Фараон прикрыл глаза, чтобы вновь увидеть желанный образ. Он завидовал девушкам с опахалами, которых допускали до царицы, когда в спальне становилось невыносимо жарко. Он сам готов был обмахивать царицу, как она когда-то обмахивала его, стоя позади трона. Но жрец оставался неумолим, не позволяя ему входить в опочивальню даже под покровом ночи, даже в часы ее сна. Ожидание оказалось для фараона слишком мучительным, и Сети пару раз предлагал брату свое общество, но тот предпочитал плакать в одиночестве, каря себя за малодушие.

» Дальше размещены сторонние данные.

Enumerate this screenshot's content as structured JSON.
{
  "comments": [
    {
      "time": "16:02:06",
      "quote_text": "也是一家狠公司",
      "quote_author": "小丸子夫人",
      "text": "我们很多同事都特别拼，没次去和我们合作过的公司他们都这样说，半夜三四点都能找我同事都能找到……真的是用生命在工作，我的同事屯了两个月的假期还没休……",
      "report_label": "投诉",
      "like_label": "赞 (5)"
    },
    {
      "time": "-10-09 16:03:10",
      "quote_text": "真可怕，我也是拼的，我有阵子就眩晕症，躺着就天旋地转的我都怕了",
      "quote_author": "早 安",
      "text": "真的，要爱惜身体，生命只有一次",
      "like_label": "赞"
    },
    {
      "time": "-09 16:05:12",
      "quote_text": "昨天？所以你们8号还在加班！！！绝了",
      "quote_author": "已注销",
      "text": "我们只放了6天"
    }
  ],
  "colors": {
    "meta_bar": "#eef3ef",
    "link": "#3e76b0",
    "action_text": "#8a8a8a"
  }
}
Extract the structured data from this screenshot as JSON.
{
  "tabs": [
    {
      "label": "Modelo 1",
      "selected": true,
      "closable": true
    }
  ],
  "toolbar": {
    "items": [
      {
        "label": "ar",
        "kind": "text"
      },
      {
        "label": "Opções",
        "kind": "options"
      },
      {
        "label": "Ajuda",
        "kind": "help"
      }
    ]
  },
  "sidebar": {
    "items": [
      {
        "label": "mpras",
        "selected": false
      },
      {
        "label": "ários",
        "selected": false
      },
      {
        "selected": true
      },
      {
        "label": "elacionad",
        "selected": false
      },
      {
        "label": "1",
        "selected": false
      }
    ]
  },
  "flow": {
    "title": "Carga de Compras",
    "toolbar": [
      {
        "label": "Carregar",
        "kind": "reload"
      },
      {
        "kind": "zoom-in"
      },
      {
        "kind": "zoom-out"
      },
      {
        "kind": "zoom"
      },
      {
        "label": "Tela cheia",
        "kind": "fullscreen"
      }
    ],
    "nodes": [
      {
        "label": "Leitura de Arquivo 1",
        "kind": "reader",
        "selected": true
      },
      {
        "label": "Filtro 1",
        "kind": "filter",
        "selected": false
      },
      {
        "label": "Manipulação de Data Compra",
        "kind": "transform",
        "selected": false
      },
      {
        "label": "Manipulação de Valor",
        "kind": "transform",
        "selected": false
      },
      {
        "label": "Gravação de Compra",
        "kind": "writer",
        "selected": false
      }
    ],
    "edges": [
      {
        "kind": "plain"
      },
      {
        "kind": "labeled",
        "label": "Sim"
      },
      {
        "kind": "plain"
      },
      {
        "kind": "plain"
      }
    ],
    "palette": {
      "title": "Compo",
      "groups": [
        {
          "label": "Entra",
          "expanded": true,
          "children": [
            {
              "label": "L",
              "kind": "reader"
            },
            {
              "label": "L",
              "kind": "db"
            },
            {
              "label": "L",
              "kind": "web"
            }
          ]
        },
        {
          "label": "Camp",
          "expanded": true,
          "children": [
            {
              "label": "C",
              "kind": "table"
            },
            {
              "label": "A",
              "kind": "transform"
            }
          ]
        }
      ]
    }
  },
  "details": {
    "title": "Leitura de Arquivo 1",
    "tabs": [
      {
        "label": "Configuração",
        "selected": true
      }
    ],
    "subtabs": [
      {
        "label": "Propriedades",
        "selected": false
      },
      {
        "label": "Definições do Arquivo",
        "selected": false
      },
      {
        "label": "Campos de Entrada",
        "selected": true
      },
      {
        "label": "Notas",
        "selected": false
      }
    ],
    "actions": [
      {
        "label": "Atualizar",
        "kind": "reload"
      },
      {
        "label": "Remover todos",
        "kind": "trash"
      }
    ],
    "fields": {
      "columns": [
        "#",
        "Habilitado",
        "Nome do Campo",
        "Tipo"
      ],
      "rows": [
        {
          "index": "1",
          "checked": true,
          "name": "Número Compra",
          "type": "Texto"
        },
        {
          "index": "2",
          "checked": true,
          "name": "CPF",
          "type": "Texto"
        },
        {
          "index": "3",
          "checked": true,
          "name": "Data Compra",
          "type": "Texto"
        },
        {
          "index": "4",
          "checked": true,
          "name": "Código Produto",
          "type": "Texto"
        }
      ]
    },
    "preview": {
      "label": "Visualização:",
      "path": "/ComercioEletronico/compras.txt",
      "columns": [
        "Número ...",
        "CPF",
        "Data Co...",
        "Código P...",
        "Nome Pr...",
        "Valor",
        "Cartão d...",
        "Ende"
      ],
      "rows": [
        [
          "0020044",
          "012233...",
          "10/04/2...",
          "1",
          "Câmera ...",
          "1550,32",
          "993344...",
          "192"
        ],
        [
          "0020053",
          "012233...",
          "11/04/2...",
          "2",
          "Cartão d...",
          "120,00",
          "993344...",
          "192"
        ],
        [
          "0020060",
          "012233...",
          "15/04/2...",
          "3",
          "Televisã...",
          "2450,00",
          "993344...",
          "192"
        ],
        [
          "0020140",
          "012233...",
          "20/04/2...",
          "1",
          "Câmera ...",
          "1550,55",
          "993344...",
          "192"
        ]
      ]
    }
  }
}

Как же ему с улыбкой проводить сына в царство мертвых, когда все мысли сосредоточены на его матери, которую он всеми силами души желает оставить подле себя. Теперь, когда Нен-Нуфер свободна от тяготевшего над ней предначертания смерти, она сумеет насладиться подаренным короной величием. У них будут новые дети, и если кто-то из них покажется ему лучшим наследником, чем сын Хемет, он дарует власть новому избраннику.
Подобные мысли лишали сна, и пять дней вылились в череду мучительных раздумий, потому фараон вступил во мрак спальни, шатаясь, точно пьяный. Нен- Нуфер позволила ему присесть в ногах, но не протянула руки, и, вместо долгожданных пальцев, ему пришлось сжать пустые простыни.
— Ты позволишь мне остаться до утра? — спросил он осторожно.
— Безусловно, — послышался тихий незнакомый голос. — Это твоя спальня. И раз минул срок моего заточения, я хочу вернуться в свои покои.
Ответ прозвучал твердо и ровно, будто Нен-Нуфер все свое молчание репетировала его. А ведь последние перед родами слова звучали признанием в любви, а теперь… Теперь он получил то, на что соглашался перед очами жреца Пта
— он просил жизнь для царицы, даже если та решит провести ее вдали от него. Но слова ли это самой Нен-Нуфер? Или же эта мысль подарена ей Пентауром, который так и не сумел простить фараону обманной женитьбы. Жрец любит ее совсем не так, как Амени. Он любит воспитанницу храма еще с большей страстью, чем сам фараон, и поставил заботу о ней наперед обязанностям перед Пта. Он такой же преступник, как и правитель Кемета, но она, избранница Хатор и Пта, как может она ставить личную обиду наперед блага Кемета, ведь Нен-Нуфер известно, к чему приведет фараона разлука с ней — к полному фиалу и бессонным ночам.
— А я хочу оставить тебя подле себя, — по прежнему тихо, но более настойчиво произнес фараон, пытаясь усовестить жену. Он готов верным псом спать на циновке у ее ног, только бы не стоять у задернутого полога ее спальни. И он не хочет приказывать ей — его руки нынче слишком слабы, чтобы удержать ее запястья. Опомнись, царица Кемета! Опомнись!
— А я хочу уйти и быть подле матери, — Нен-Нуфер даже повысила голос. — Ты не в праве запретить мне это.
— Когда же я запрещал тебе общение с Ти? — фараон пытался говорить тихо, хотя рыдания подступили уже к самому горлу. — Я ке претендую на день, но ночь хочу оставить себе.
— Твои желания не совпадают с желаниями Хатор. За твою ложь я заплатила сыном! — вскричала Нен-Нуфер. — Не упорствуй, ибо ты, как правитель, неприкасаем для Богов, и потому за твои ошибки будут платить те, кто посмел шагнуть за тобой, презрев божественную волю.
— Да что ты знаешь про волю Богов! — фараон не мог больше покорно сидеть на кровати. Он вскочил и зашагал по комнате, не в силах совладать с охватившим его гневом на несправедливые обвинения. — Первенец моих родителей умер в младенчестве, но мать родила меня, спустя два года, не сетуя на волю Богов и не обвиняя моего отца…
— А ей не в чем было обвинить фараона Менеса! — Нен-Нуфер приподняла голову, и фараон бросился к ней, боясь, что та попытается встать. Ее плечи вновь оказались в его руках, да только глаза обжигали сильнее пламени, на котором он сжег папирус, но отстраняться от боли он не стал: — Твой отец не взял твою мать обманом. А ты, ты не верил в мою любовь и положил на весы не свое сердце, а благо Кемета, зная, что я изберу его, потому что Хатор не упрекнет того, кто заботится о своем народе, но заставит платить того, кто возымел наглость поставить свои желания превыше долга!